Segundo as apurações, o esquema resultou em sonegação de R$ 8 bilhões. Uma fintech ligada à facção atuava como um banco paralelo, movimentando sozinha R$ 46 bilhões. O grupo também mantinha cerca de 40 fundos de investimento com patrimônio de R$ 30 bilhões.
O PCC teria ainda adquirido um terminal portuário, usinas de álcool, 1,6 mil caminhões-tanque e mais de 100 imóveis. Entre os bens estão seis fazendas em São Paulo, avaliadas em R$ 31 milhões, e uma casa em Trancoso (BA), comprada por R$ 13 milhões.
Declarações do governo
O ministro da Justiça, Ricardo Lewandowski, classificou a ação como uma das maiores operações já realizadas contra o crime organizado.
“Trata-se de atacar a apropriação de organizações criminosas em setores legais, como o de combustíveis, e sua ligação com o setor financeiro na lavagem de dinheiro. Eu ousaria dizer que é uma das maiores operações em termos mundiais”, afirmou.
Já o ministro da Fazenda, Fernando Haddad, ressaltou o trabalho da Receita Federal. “Foram identificados mais de mil postos de combustíveis, quatro refinarias e centenas de caminhões ligados ao esquema, que funcionava de forma capilar e extremamente sofisticada”, disse.
Outras ações da PF
Na mesma quinta-feira, a Polícia Federal cumpriu 14 mandados de prisão e 42 de busca e apreensão em Paraná, São Paulo e Rio de Janeiro, em outra operação contra fraudes no setor. O grupo investigado teria movimentado R$ 23 bilhões e lavado pelo menos R$ 600 milhões.

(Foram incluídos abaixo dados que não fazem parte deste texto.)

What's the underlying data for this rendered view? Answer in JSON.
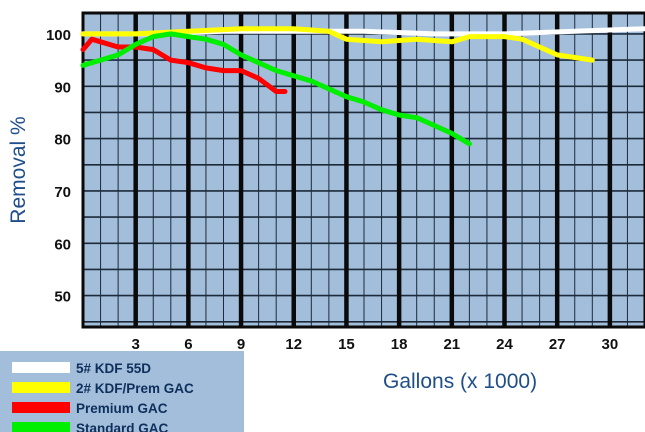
{
  "chart_data": {
    "type": "line",
    "title": "",
    "xlabel": "Gallons (x 1000)",
    "ylabel": "Removal %",
    "x_ticks": [
      "3",
      "6",
      "9",
      "12",
      "15",
      "18",
      "21",
      "24",
      "27",
      "30"
    ],
    "y_ticks": [
      "100",
      "90",
      "80",
      "70",
      "60",
      "50"
    ],
    "xlim": [
      0,
      32
    ],
    "ylim": [
      44,
      104
    ],
    "grid": true,
    "legend_position": "bottom-left",
    "colors": {
      "background": "#a3bedb",
      "grid_major": "#0a0a0a",
      "grid_minor": "#1c2a3a",
      "legend_bg": "#a3bedb"
    },
    "series": [
      {
        "name": "5# KDF 55D",
        "color": "#ffffff",
        "x": [
          0,
          4,
          8,
          12,
          16,
          20,
          24,
          28,
          32
        ],
        "y": [
          100,
          100,
          100.5,
          100.5,
          100.5,
          100,
          100,
          100.5,
          101
        ]
      },
      {
        "name": "2# KDF/Prem GAC",
        "color": "#ffff00",
        "x": [
          0,
          3,
          6,
          9,
          12,
          14,
          15,
          17,
          19,
          21,
          22,
          24,
          25,
          26,
          27,
          28,
          29
        ],
        "y": [
          100,
          100,
          100.5,
          101,
          101,
          100.5,
          99,
          98.5,
          99,
          98.5,
          99.5,
          99.5,
          99,
          97.5,
          96,
          95.5,
          95
        ]
      },
      {
        "name": "Premium GAC",
        "color": "#ff0000",
        "x": [
          0,
          0.5,
          1,
          2,
          3,
          4,
          5,
          6,
          7,
          8,
          9,
          10,
          11,
          11.5
        ],
        "y": [
          97,
          99,
          98.5,
          97.5,
          97.5,
          97,
          95,
          94.5,
          93.5,
          93,
          93,
          91.5,
          89,
          89
        ]
      },
      {
        "name": "Standard GAC",
        "color": "#00ee00",
        "x": [
          0,
          1,
          2,
          3,
          4,
          5,
          6,
          7,
          8,
          9,
          10,
          11,
          12,
          13,
          14,
          15,
          16,
          17,
          18,
          19,
          20,
          21,
          22
        ],
        "y": [
          94,
          95,
          96,
          98,
          99.5,
          100,
          99.5,
          99,
          98,
          96,
          94.5,
          93,
          92,
          91,
          89.5,
          88,
          87,
          85.5,
          84.5,
          84,
          82.5,
          81,
          79
        ]
      }
    ]
  }
}
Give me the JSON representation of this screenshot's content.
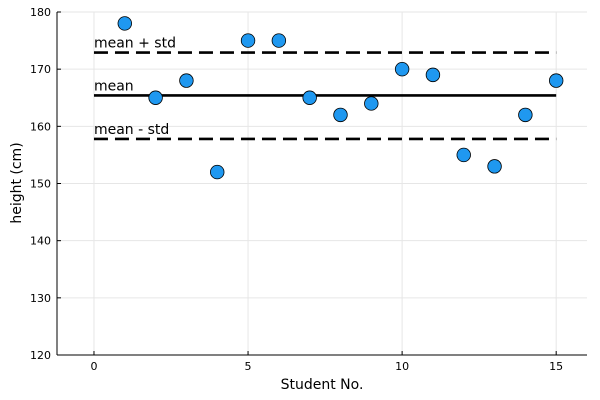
{
  "chart_data": {
    "type": "scatter",
    "title": "",
    "xlabel": "Student No.",
    "ylabel": "height (cm)",
    "xlim": [
      -1.2,
      16.0
    ],
    "ylim": [
      120,
      180
    ],
    "x_ticks": [
      0,
      5,
      10,
      15
    ],
    "y_ticks": [
      120,
      130,
      140,
      150,
      160,
      170,
      180
    ],
    "grid": true,
    "legend": "none",
    "series": [
      {
        "x": [
          1,
          2,
          3,
          4,
          5,
          6,
          7,
          8,
          9,
          10,
          11,
          12,
          13,
          14,
          15
        ],
        "values": [
          178,
          165,
          168,
          152,
          175,
          175,
          165,
          162,
          164,
          170,
          169,
          155,
          153,
          162,
          168
        ],
        "color": "#1f98f0"
      }
    ],
    "reference_lines": [
      {
        "label": "mean + std",
        "y": 172.9,
        "style": "dashed"
      },
      {
        "label": "mean",
        "y": 165.4,
        "style": "solid"
      },
      {
        "label": "mean - std",
        "y": 157.8,
        "style": "dashed"
      }
    ]
  }
}
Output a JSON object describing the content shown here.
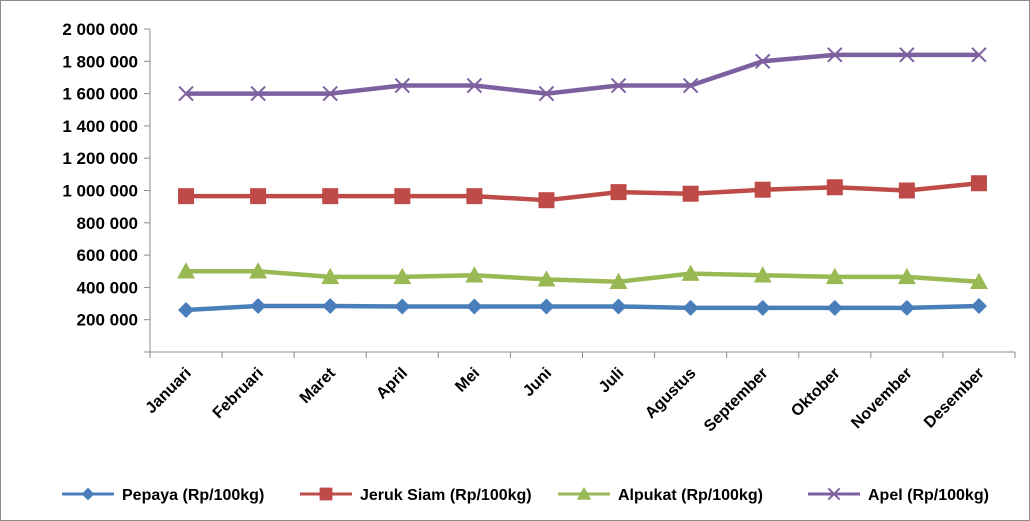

Foram bloqueados mais de R$ 1 bilhão em bens e valores de 41 pessoas físicas e 255 empresas.
Em outra ação, a PF realizou 12 buscas em São Paulo, Campinas e Ribeirão Preto. A Justiça determinou o bloqueio de R$ 1,2 bilhão em fundos de investimento e bens utilizados para lavagem de dinheiro.